Middle East Eye reports that the meeting took place at the Red Sea Port of Aqaba. There are also other reports that both an Egyptian and U.S. representative attended the peace talks in Jordan. Al Jazeera writes, quoting a Jordanian official, that Sunday’s “political-security meeting is part of stepped-up ongoing efforts by Jordan in coordination with the Palestinian Authority and other parties to end unilateral measures [by Israel] and a security breakdown that could fuel more violence.” The other main goal that was made clear in the meeting was “security and economic measures to ease” Palestinian hardships.

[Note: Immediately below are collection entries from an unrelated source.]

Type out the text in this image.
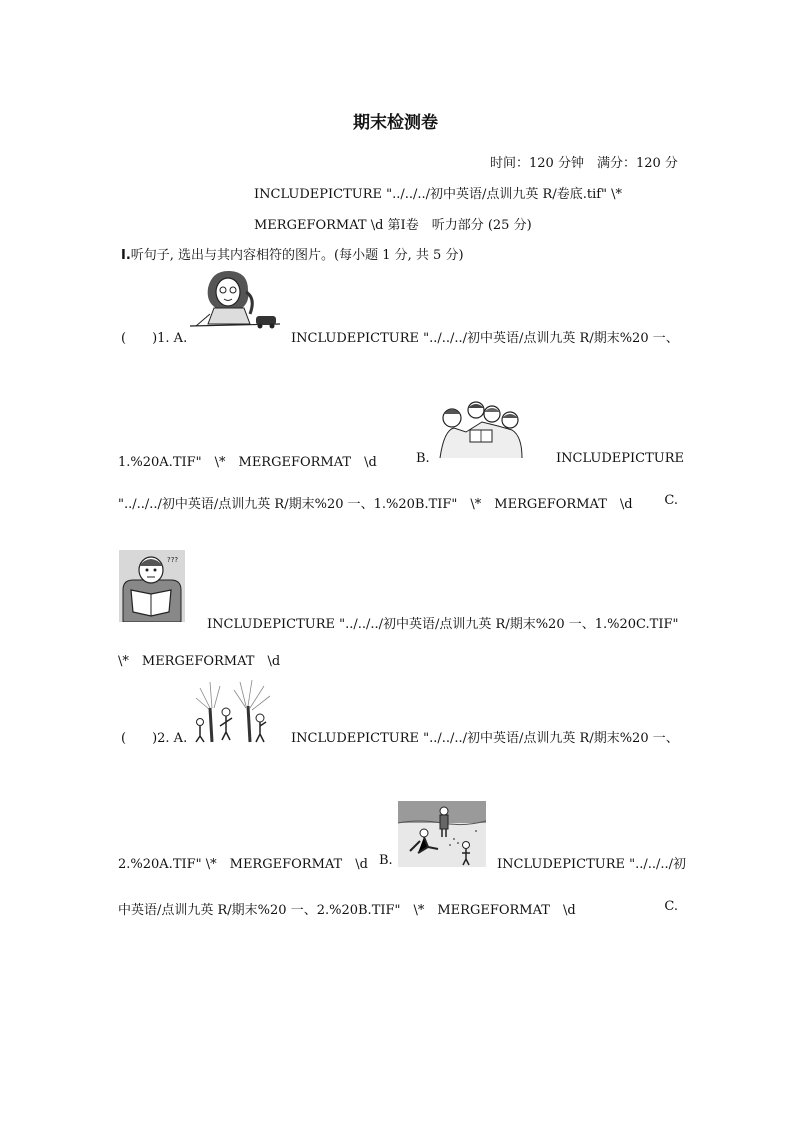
期末检测卷
时间：120 分钟　满分：120 分
INCLUDEPICTURE "../../../初中英语/点训九英 R/卷底.tif" \*
MERGEFORMAT \d 第Ⅰ卷　听力部分 (25 分)
Ⅰ.听句子, 选出与其内容相符的图片。(每小题 1 分, 共 5 分)
(　　)1. A.	INCLUDEPICTURE "../../../初中英语/点训九英 R/期末%20 一、
1.%20A.TIF"　\*　MERGEFORMAT　\d	B.	INCLUDEPICTURE
"../../../初中英语/点训九英 R/期末%20 一、1.%20B.TIF"　\*　MERGEFORMAT　\d C.
???
INCLUDEPICTURE "../../../初中英语/点训九英 R/期末%20 一、1.%20C.TIF"
\*　MERGEFORMAT　\d
(　　)2. A.	INCLUDEPICTURE "../../../初中英语/点训九英 R/期末%20 一、
2.%20A.TIF" \*　MERGEFORMAT　\d B.	INCLUDEPICTURE "../../../初
中英语/点训九英 R/期末%20 一、2.%20B.TIF"　\*　MERGEFORMAT　\d	C.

After the meeting on Sunday, Israeli Prime Minister Benjamin Netanyahu tweeted out the conclusion of the meeting, which The Guardian writes “He tweeted that “the building and authorization in Judea and Samaria will continue according to the original planning and building schedule, with no change”, using the biblical term for the West Bank. “There is not and will not be any freeze.” This was in reference to the expansion of settlements in the West Bank, deemed illegal by the international community, and a concession the Palestinians had requested for many years. Senior Israeli minister Itamar Ben Gvir commented, “What happened in Jordan (if it happened), will remain in Jordan,” seemingly disregarding the talks altogether.
Hours after the summit, a Palestinian gunman shot two Israeli settlers, and crowds of settlers have burned and vandalized buildings and cars in different Palestinian Villages all along the West Bank. Israeli soldiers reportedly did not stop the settler’s actions, according to Al Jazeera. Haaretz discusses the agreements and nuances that were made by all parties that were present at the summit writing, “The Government of Israel and the Palestinian National Authority confirmed their joint readiness and commitment to immediately work to end unilateral measures… [including] an Israeli commitment to stop discussion of any new settlement units for 4 months and to stop authorization of any outposts for 6 months.” Israeli Prime Minister Netanyahu, however, announced there would be no freeze on settlements after the talks.
With the constant escalation of violence, the Atlantic reports that a third Intifada, or uprising, is on the horizon. The Second Intifada, between 2000 and 2005, saw some of the highest death tolls in the Israeli-Palestinian Conflict. There were reportedly 171 Palestinians killed, including about 30 children, during this time period. The constant escalation of violence leads many to believe that the cycle will continue, causing many Palestinians to believe armed resistance is the only solution. Israeli authorities have also turned to using harsher tactics to crack down on Palestinian dissenters, some of whom belong to various militant factions. The Israeli authorities, however, have been accused of using collective punishments to punish all Palestinians for the actions of a few and many figures in the government justifying violence against Palestinians, reports Axios.
The talks in Jordan highlight the volatility of the situation, where agreements can be made one day and disregarded the next. It remains clear that a solution that does not give statehood to Palestinians will be untenable. Despite recent escalations, activists are hopeful that peace talks will continue with the hope that the violence eventually de-escalates.